By lowering your thermostat just 7 to 10 degrees from its normal setting for eight hours a day, you may be able to save as much as 10% per year on your energy bill, according to the U.S. Department of Energy. The percentage of savings increases for those living in more milder climates, too.
Chip Away at Credit Card Debt
Once you have a monthly budget in place based on your new, lowered expenses, make a plan to reduce credit card debt—and stick to it.
Morgan recommends the avalanche method. First, list all your credit cards, their balances, and their interest rates. Then continue to make minimum payments on all of your cards, but choose the one with the highest interest rate, and apply any additional money toward that one first until it’s paid off. Once one card is paid off, move on to the next one with the next highest interest rate.
“By consistently and aggressively paying down the card with the highest interest rate, you’ll pay off your cards faster, and see magic happen,” she said.
You could also try the debt snowball strategy, where you prioritize paying off the card with the lowest balance first, and work your way up from there.
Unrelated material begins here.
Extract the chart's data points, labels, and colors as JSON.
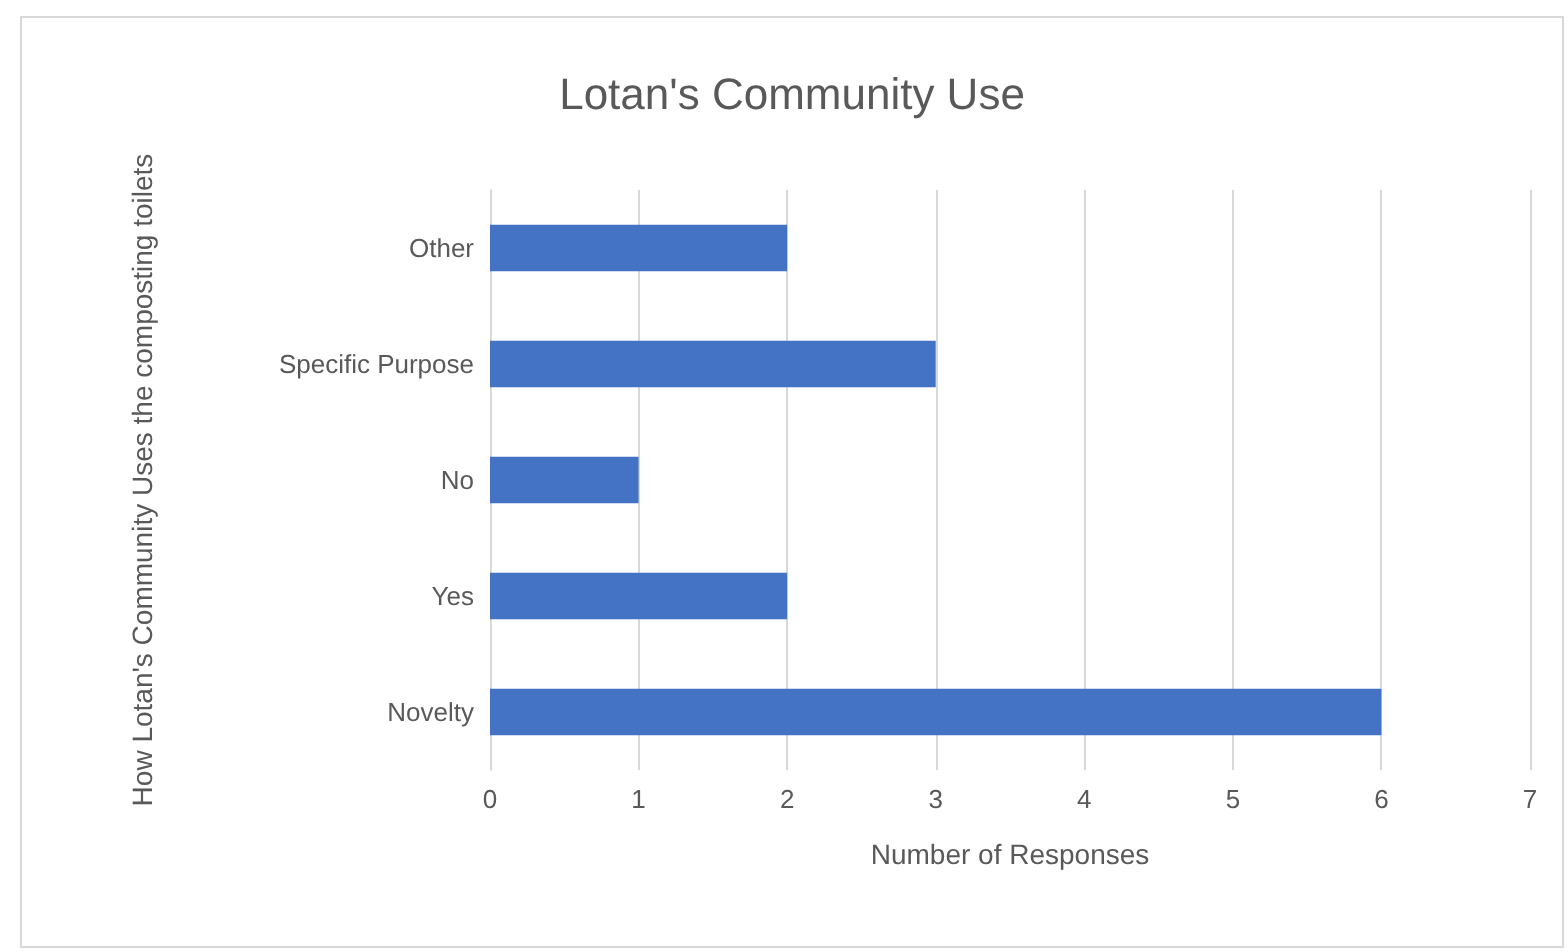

Experiencing Financial Hardship? Ask for Help
Even if you’re a prudent saver in normal circumstances, external factors like a global health crisis can make financial management seem more overwhelming in the face of economic uncertainty. It’s best to contact the companies you owe money to and discuss your financial situation. Whether it’s with rent or mortgage payments, utilities, student loans, or medical bills, most companies will allow delayed or flexible payment plans. Through the Coronavirus Aid, Relief, and Economic Security (CARES) Act, you may qualify for rental assistance and eviction moratoriums, help with paying for prescription drug costs, and more.